Saya tidak tahu apakah Jens adalah seorang gay atau bukan, tapi 'How Can I Tell Him' jelas menceritakan perasaan terpendam seorang lelaki yang menyukai his dude, bingung untuk mengutarakan apa yang ia rasakan. Beralih ke lagu selanjutnya, track ke-sembilan dalam album ini berjudul 'Postcard #17'. Sebuah lagu yang sangat relatable, mengisahkan kegelisahan dan kecemasan yang sebenarnya hanya ada dalam kepala kita.
'Dandelion Seed' menjadi lagu penutup yang sejuk, dengan Lisa sebagai tokoh tambahan, diceritakan oleh Jens lewat suaranya yang lembut. The wind is like a string section/ Begitu katanya, membuat saya membayangkan benih dandelion yang tertiup angin.

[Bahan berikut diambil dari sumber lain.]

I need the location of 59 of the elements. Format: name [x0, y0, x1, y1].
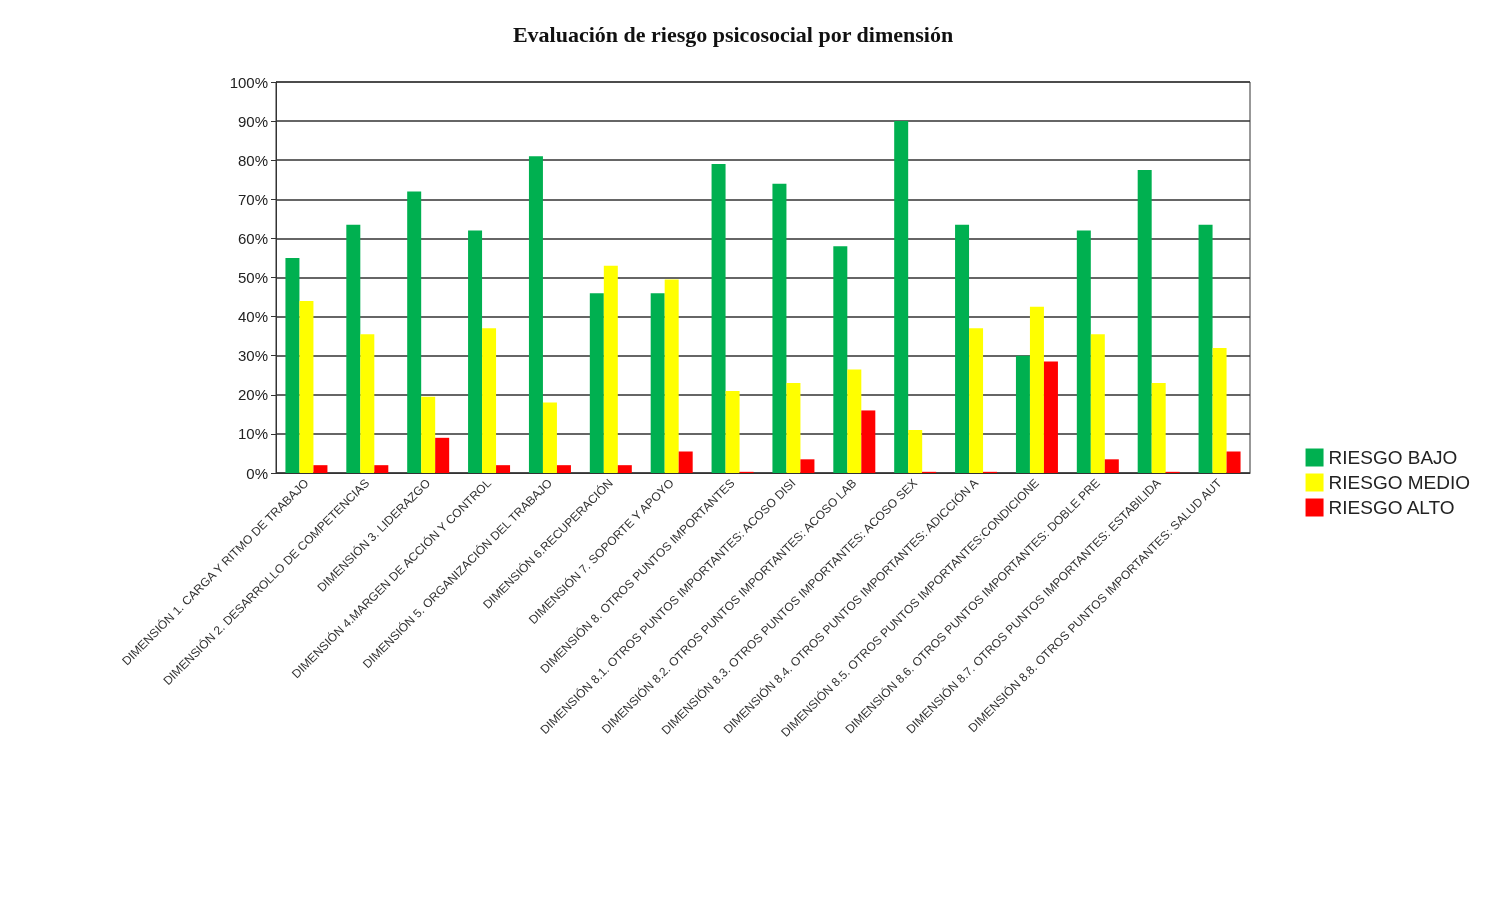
bar — [589, 293, 604, 473]
bar — [617, 465, 632, 473]
bar — [908, 429, 923, 473]
y-tick-label: 70% — [237, 190, 268, 208]
y-tick-label: 30% — [237, 347, 268, 365]
bar — [725, 390, 740, 473]
bar — [833, 246, 848, 473]
bar — [847, 369, 862, 473]
bar — [496, 465, 511, 473]
bar — [285, 257, 300, 473]
bar — [664, 279, 679, 473]
y-tick-label: 40% — [237, 308, 268, 326]
legend-label: RIESGO BAJO — [1328, 447, 1458, 468]
y-tick-label: 100% — [229, 73, 268, 91]
bar — [1151, 383, 1166, 473]
bar — [528, 156, 543, 473]
bar — [1076, 230, 1091, 473]
legend-label: RIESGO ALTO — [1328, 497, 1455, 518]
y-tick-label: 10% — [237, 425, 268, 443]
bar — [482, 328, 497, 473]
bar — [360, 334, 375, 473]
chart-title: Evaluación de riesgo psicosocial por dimensión — [512, 21, 954, 47]
bar — [1104, 459, 1119, 473]
bar — [772, 183, 787, 473]
bar — [1043, 361, 1058, 473]
bar — [800, 459, 815, 473]
bar — [1015, 355, 1030, 473]
y-tick-label: 90% — [237, 112, 268, 130]
bar — [969, 328, 984, 473]
bar — [421, 396, 436, 473]
y-tick-label: 0% — [246, 464, 268, 482]
y-tick-label: 80% — [237, 151, 268, 169]
bar — [861, 410, 876, 473]
bar — [786, 383, 801, 473]
bar — [556, 465, 571, 473]
bar — [346, 224, 361, 473]
bar — [603, 265, 618, 473]
bar — [542, 402, 557, 473]
bar — [1198, 224, 1213, 473]
y-tick-label: 50% — [237, 269, 268, 286]
legend-label: RIESGO MEDIO — [1328, 472, 1471, 493]
bar — [1090, 334, 1105, 473]
bar — [894, 121, 909, 473]
bar — [1226, 451, 1241, 473]
bar — [650, 293, 665, 473]
bar — [468, 230, 483, 473]
bar — [678, 451, 693, 473]
bar — [299, 300, 314, 473]
bar — [1212, 347, 1227, 473]
bar — [1137, 169, 1152, 473]
bar — [407, 191, 422, 473]
y-tick-label: 20% — [237, 386, 268, 404]
bar — [711, 164, 726, 473]
bar — [374, 465, 389, 473]
bar — [1029, 306, 1044, 473]
bar — [955, 224, 970, 473]
bar — [435, 437, 450, 473]
bar — [313, 465, 328, 473]
y-tick-label: 60% — [237, 229, 268, 247]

Mendengarkan 'Life Will See You Now' rasanya seperti menonton sebuah omnibus yang dipenuhi cerita-cerita mengesankan. Saya seolah diajak berjalan-jalan mengunjungi beragam sudut pandang, dengan Jens sebagai naratornya. Hal menarik lainnya adalah bagaimana Jens dapat memadukan lirik-lirik 'gelap' dengan nada-nada yang 'terang', membuat saya berpikir dua kali, mempertanyakan perasaan apa yang seharusnya saya rasakan ketika mendengar album ini.